Eloge des sociétés contemporaines (8): les inégalités

Objection 4 : les inégalités.

On entend souvent dire que les inégalités s'aggravent perpétuellement et qu'elles n'ont jamais été aussi fortes aussi bien entre pays qu’à l’intérieur de chacun d’eux. En vérité, pour ce qui est des inégalités sociales, une telle affirmation ressemble surtout à un slogan.

D'abord parce que la notion d'inégalité est loin d'être claire et distincte, dans la mesure où elle désigne souvent à la fois un fait (une différence) et un jugement de valeur (une injustice) :or une inégalité peut être injuste, mais ne l'est pas nécessairement : ainsi une même inégalité de salaire n'a-t-elle pas le même sens selon qu'elle récompense deux tâches égales ou inégales : dans le premier cas, elle constitue une injustice flagrante ; dans le second, c'est plutôt l'inverse qui pourrait constituer l'injustice.

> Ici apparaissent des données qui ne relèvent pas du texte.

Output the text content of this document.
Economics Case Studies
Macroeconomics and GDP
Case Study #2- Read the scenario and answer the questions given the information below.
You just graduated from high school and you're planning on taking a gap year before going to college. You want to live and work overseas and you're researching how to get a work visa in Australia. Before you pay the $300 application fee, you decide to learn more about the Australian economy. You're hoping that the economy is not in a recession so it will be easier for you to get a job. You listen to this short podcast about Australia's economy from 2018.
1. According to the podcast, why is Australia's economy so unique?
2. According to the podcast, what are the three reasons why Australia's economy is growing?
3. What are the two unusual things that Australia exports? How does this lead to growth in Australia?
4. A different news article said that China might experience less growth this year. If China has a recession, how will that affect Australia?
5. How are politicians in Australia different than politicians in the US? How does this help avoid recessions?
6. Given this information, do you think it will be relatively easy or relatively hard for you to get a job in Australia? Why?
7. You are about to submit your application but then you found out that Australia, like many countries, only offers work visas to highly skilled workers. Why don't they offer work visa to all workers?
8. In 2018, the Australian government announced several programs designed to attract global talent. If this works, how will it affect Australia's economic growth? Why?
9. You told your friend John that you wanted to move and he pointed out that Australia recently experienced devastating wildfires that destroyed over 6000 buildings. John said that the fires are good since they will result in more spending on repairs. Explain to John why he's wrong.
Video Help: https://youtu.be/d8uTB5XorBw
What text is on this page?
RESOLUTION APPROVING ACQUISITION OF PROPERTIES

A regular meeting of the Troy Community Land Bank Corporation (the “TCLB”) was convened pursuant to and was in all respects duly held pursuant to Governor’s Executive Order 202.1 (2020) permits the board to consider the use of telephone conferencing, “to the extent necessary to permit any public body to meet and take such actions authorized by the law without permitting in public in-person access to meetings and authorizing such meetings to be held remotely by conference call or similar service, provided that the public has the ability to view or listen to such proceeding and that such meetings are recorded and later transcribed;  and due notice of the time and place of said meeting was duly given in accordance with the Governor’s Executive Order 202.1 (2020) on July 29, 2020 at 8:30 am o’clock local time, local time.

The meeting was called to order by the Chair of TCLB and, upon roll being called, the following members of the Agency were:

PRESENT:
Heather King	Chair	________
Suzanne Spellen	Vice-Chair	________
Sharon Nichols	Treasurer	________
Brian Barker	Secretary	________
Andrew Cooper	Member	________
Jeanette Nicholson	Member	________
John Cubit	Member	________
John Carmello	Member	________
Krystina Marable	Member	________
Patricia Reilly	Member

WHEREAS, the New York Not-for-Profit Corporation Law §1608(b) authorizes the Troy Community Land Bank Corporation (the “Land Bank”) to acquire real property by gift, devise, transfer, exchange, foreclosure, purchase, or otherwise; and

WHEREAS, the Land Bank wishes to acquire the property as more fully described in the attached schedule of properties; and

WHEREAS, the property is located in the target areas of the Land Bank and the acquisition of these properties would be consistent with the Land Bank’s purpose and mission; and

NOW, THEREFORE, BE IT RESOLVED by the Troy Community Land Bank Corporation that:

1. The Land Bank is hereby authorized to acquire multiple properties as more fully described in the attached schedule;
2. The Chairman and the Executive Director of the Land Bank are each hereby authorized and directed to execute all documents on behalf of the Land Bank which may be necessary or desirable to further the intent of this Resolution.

Ensuite, de quelles inégalités affirme-t-on l’aggravation ? Entre les très riches et les très pauvres ou entre les riches et les pauvres ? Parle-t-on uniquement des inégalités de revenus ? Comprennent-elles les produits issus de la redistribution ? S'agit-il de l'ensemble des inégalités matérielles et immatérielles ? Et la comparaison est-elle à court, moyen ou long terme ? En tout cas, si l'on envisage l'ensemble des inégalités (matérielles et immatérielles) sur le demi siècle écoulé (et a fortiori sur le siècle entier) il serait plus juste de parler d'une réduction plutôt que d'une aggravation des inégalités : entre les hommes et les femmes, dans l'accès à la santé, aux études secondaires, aux loisirs... L'Ecole est peut-être à deux vitesses, mais que l'on n'oublie pas qu'il y a moins de quarante ans encore la très grande majorité des enfants n'entraient pas au collège ! Le processus d’ " égalisation des conditions ", selon l’expression de Tocqueville, n’est guère discutable dans nos sociétés.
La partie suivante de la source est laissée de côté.